After numerous failed attempts in the big leagues (including a .149/.207/.217 line over 58 games in 2011) Michael Saunders set out last off season looking for help. He found Mike Bard (Josh Bard's brother) and together they overhauled Saunders' swing, allowing the tall Canadian to drive the ball with authority. Whatever they did, it worked, as Saunders was one home run away from a 20/20 season. While his final 2012 line of .247/.306/.432 may not blow you out of the water, look back a few lines up at what he did in 2011. Pretty big improvement isn't it? As the Mariner's roster stands, Saunders will see everyday at bats at each of the outfield positions. There's been much talk regarding the fence changes at Safeco in 2013, and while most left handed hitters currently on the roster won't see a huge benefit from the changes in the left/center power alley, Saunders' new swing is designed to pepper that very area. Just looking at his 2012 hit chart, I see one double and two outs that will now leave the new and improved Safeco Field. Taking a look at Saunders' monthly splits, it's clear August was a rough month for him as he batted .189/.231/.392. If you've read my work before, you know I love to take a look at splits, and remove a month to get an idea of what the rest of his season looked like.
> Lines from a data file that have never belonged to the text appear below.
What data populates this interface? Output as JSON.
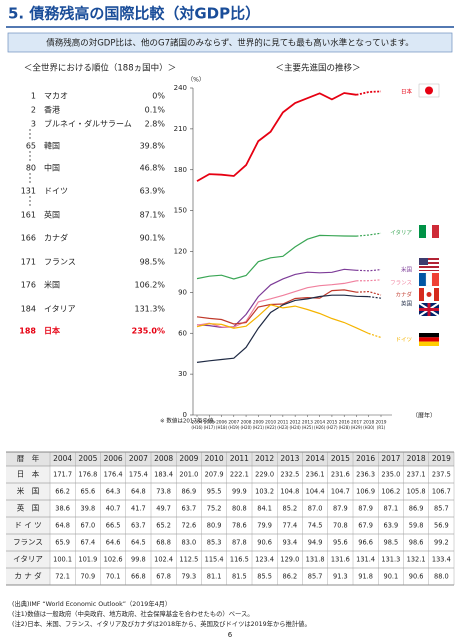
{
  "header": {
    "title": "5. 債務残高の国際比較（対GDP比）",
    "summary": "債務残高の対GDP比は、他のG7諸国のみならず、世界的に見ても最も高い水準となっています。"
  },
  "ranking": {
    "heading": "＜全世界における順位（188ヵ国中）＞",
    "rows": [
      [
        "1",
        "マカオ",
        "0%"
      ],
      [
        "2",
        "香港",
        "0.1%"
      ],
      [
        "3",
        "ブルネイ・ダルサラーム",
        "2.8%"
      ],
      [
        "65",
        "韓国",
        "39.8%"
      ],
      [
        "80",
        "中国",
        "46.8%"
      ],
      [
        "131",
        "ドイツ",
        "63.9%"
      ],
      [
        "161",
        "英国",
        "87.1%"
      ],
      [
        "166",
        "カナダ",
        "90.1%"
      ],
      [
        "171",
        "フランス",
        "98.5%"
      ],
      [
        "176",
        "米国",
        "106.2%"
      ],
      [
        "184",
        "イタリア",
        "131.3%"
      ],
      [
        "188",
        "日本",
        "235.0%"
      ]
    ],
    "note": "※ 数値は2017年の値。"
  },
  "chart_data": {
    "type": "line",
    "title": "＜主要先進国の推移＞",
    "y_unit": "（%）",
    "x_label": "（暦年）",
    "x": [
      2004,
      2005,
      2006,
      2007,
      2008,
      2009,
      2010,
      2011,
      2012,
      2013,
      2014,
      2015,
      2016,
      2017,
      2018,
      2019
    ],
    "x_sublabels": [
      "(H16)",
      "(H17)",
      "(H18)",
      "(H19)",
      "(H20)",
      "(H21)",
      "(H22)",
      "(H23)",
      "(H24)",
      "(H25)",
      "(H26)",
      "(H27)",
      "(H28)",
      "(H29)",
      "(H30)",
      "(R1)"
    ],
    "xlim": [
      2004,
      2019
    ],
    "ylim": [
      0,
      240
    ],
    "yticks": [
      0,
      30,
      60,
      90,
      120,
      150,
      180,
      210,
      240
    ],
    "series": [
      {
        "name": "日本",
        "color": "#e60012",
        "dashed_from": 2018,
        "values": [
          171.7,
          176.8,
          176.4,
          175.4,
          183.4,
          201.0,
          207.9,
          222.1,
          229.0,
          232.5,
          236.1,
          231.6,
          236.3,
          235.0,
          237.1,
          237.5
        ]
      },
      {
        "name": "イタリア",
        "color": "#3aa655",
        "dashed_from": 2018,
        "values": [
          100.1,
          101.9,
          102.6,
          99.8,
          102.4,
          112.5,
          115.4,
          116.5,
          123.4,
          129.0,
          131.8,
          131.6,
          131.4,
          131.3,
          132.1,
          133.4
        ]
      },
      {
        "name": "米国",
        "color": "#7d3c98",
        "dashed_from": 2018,
        "values": [
          66.2,
          65.6,
          64.3,
          64.8,
          73.8,
          86.9,
          95.5,
          99.9,
          103.2,
          104.8,
          104.4,
          104.7,
          106.9,
          106.2,
          105.8,
          106.7
        ]
      },
      {
        "name": "フランス",
        "color": "#f0809e",
        "dashed_from": 2018,
        "values": [
          65.9,
          67.4,
          64.6,
          64.5,
          68.8,
          83.0,
          85.3,
          87.8,
          90.6,
          93.4,
          94.9,
          95.6,
          96.6,
          98.5,
          98.6,
          99.2
        ]
      },
      {
        "name": "カナダ",
        "color": "#c0392b",
        "dashed_from": 2018,
        "values": [
          72.1,
          70.9,
          70.1,
          66.8,
          67.8,
          79.3,
          81.1,
          81.5,
          85.5,
          86.2,
          85.7,
          91.3,
          91.8,
          90.1,
          90.6,
          88.0
        ]
      },
      {
        "name": "英国",
        "color": "#1f2a44",
        "dashed_from": 2019,
        "values": [
          38.6,
          39.8,
          40.7,
          41.7,
          49.7,
          63.7,
          75.2,
          80.8,
          84.1,
          85.2,
          87.0,
          87.9,
          87.9,
          87.1,
          86.9,
          85.7
        ]
      },
      {
        "name": "ドイツ",
        "color": "#f5b400",
        "dashed_from": 2019,
        "values": [
          64.8,
          67.0,
          66.5,
          63.7,
          65.2,
          72.6,
          80.9,
          78.6,
          79.9,
          77.4,
          74.5,
          70.8,
          67.9,
          63.9,
          59.8,
          56.9
        ]
      }
    ]
  },
  "table": {
    "header": [
      "暦　年",
      "2004",
      "2005",
      "2006",
      "2007",
      "2008",
      "2009",
      "2010",
      "2011",
      "2012",
      "2013",
      "2014",
      "2015",
      "2016",
      "2017",
      "2018",
      "2019"
    ],
    "rows": [
      [
        "日　本",
        "171.7",
        "176.8",
        "176.4",
        "175.4",
        "183.4",
        "201.0",
        "207.9",
        "222.1",
        "229.0",
        "232.5",
        "236.1",
        "231.6",
        "236.3",
        "235.0",
        "237.1",
        "237.5"
      ],
      [
        "米　国",
        "66.2",
        "65.6",
        "64.3",
        "64.8",
        "73.8",
        "86.9",
        "95.5",
        "99.9",
        "103.2",
        "104.8",
        "104.4",
        "104.7",
        "106.9",
        "106.2",
        "105.8",
        "106.7"
      ],
      [
        "英　国",
        "38.6",
        "39.8",
        "40.7",
        "41.7",
        "49.7",
        "63.7",
        "75.2",
        "80.8",
        "84.1",
        "85.2",
        "87.0",
        "87.9",
        "87.9",
        "87.1",
        "86.9",
        "85.7"
      ],
      [
        "ド イ ツ",
        "64.8",
        "67.0",
        "66.5",
        "63.7",
        "65.2",
        "72.6",
        "80.9",
        "78.6",
        "79.9",
        "77.4",
        "74.5",
        "70.8",
        "67.9",
        "63.9",
        "59.8",
        "56.9"
      ],
      [
        "フランス",
        "65.9",
        "67.4",
        "64.6",
        "64.5",
        "68.8",
        "83.0",
        "85.3",
        "87.8",
        "90.6",
        "93.4",
        "94.9",
        "95.6",
        "96.6",
        "98.5",
        "98.6",
        "99.2"
      ],
      [
        "イタリア",
        "100.1",
        "101.9",
        "102.6",
        "99.8",
        "102.4",
        "112.5",
        "115.4",
        "116.5",
        "123.4",
        "129.0",
        "131.8",
        "131.6",
        "131.4",
        "131.3",
        "132.1",
        "133.4"
      ],
      [
        "カ ナ ダ",
        "72.1",
        "70.9",
        "70.1",
        "66.8",
        "67.8",
        "79.3",
        "81.1",
        "81.5",
        "85.5",
        "86.2",
        "85.7",
        "91.3",
        "91.8",
        "90.1",
        "90.6",
        "88.0"
      ]
    ]
  },
  "footnotes": [
    "(出典)IMF “World Economic Outlook”（2019年4月）",
    "(注1)数値は一般政府（中央政府、地方政府、社会保障基金を合わせたもの）ベース。",
    "(注2)日本、米国、フランス、イタリア及びカナダは2018年から、英国及びドイツは2019年から推計値。"
  ],
  "page_number": "6"
}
Without that stinker of an August, Saunders 2012 line would be: .260/.320/.450 - I think this is closer to the Saunders we see in 2013. Another run at 20/20 season wouldn't surprise me one bit, making the lanky Canadian a prime target as an outfielder flyer in mixed leagues, and a viable 3rd outfielder in AL Only leagues.

Lorenzo Cain

After an amazing season in AAA following his trade from the Brewers to the Royals, many savvy fantasy owners had Cain on their 2012 sleeper lists as they headed to the draft table. Owners who were able to land the young Royal's outfielder were pleased for all of 5 games when a strained groin put him on the shelf. As Cain was rehabbing and getting close to returning to the big leagues, a hip flexor injury prolonged his DL stint all the way until July 13th. Not what fantasy owners had hoped for with their late sleeper pick. From July to about mid September, Cain showed fantasy owners the power/speed combination they had hoped would help their roster all year, as he swiped 10 bags to go along with 7 homers. Unfortunately a strained hamstring in September (a September that saw him hitting .308/.357/.538) ended his season prematurely. While his 2012 season consisted of only 61 games, it does hold some bright spots we can use as we head into 2013 drafts. As mentioned above, Cain was able to steal 10 bags in limited action, and was not caught once. For a player coming back from a leg injury it's nice to see he was still able to run effectively when healthy. Cain also maintained a healthy line drive rate which was in line with his career rate of 21.8%. Cain is working hard this off season to strengthen his lower half in an attempt to kick the injury bug that has attacked his legs early in his career. If healthy in 2012 Cain will provide owners with a nice power/speed combination, and a batting average that should hover around .270. His shortened 2012 season should keep his draft price down for mixed league owners, making him a great late round addition. He should come at a decent price for AL Only owners as well and while he'd make a great 3rd outfielder in a 5 OF AL Only league, ideally, managers could grab him as a 4th or even 5th option to protect themselves in case the injury bug bites again.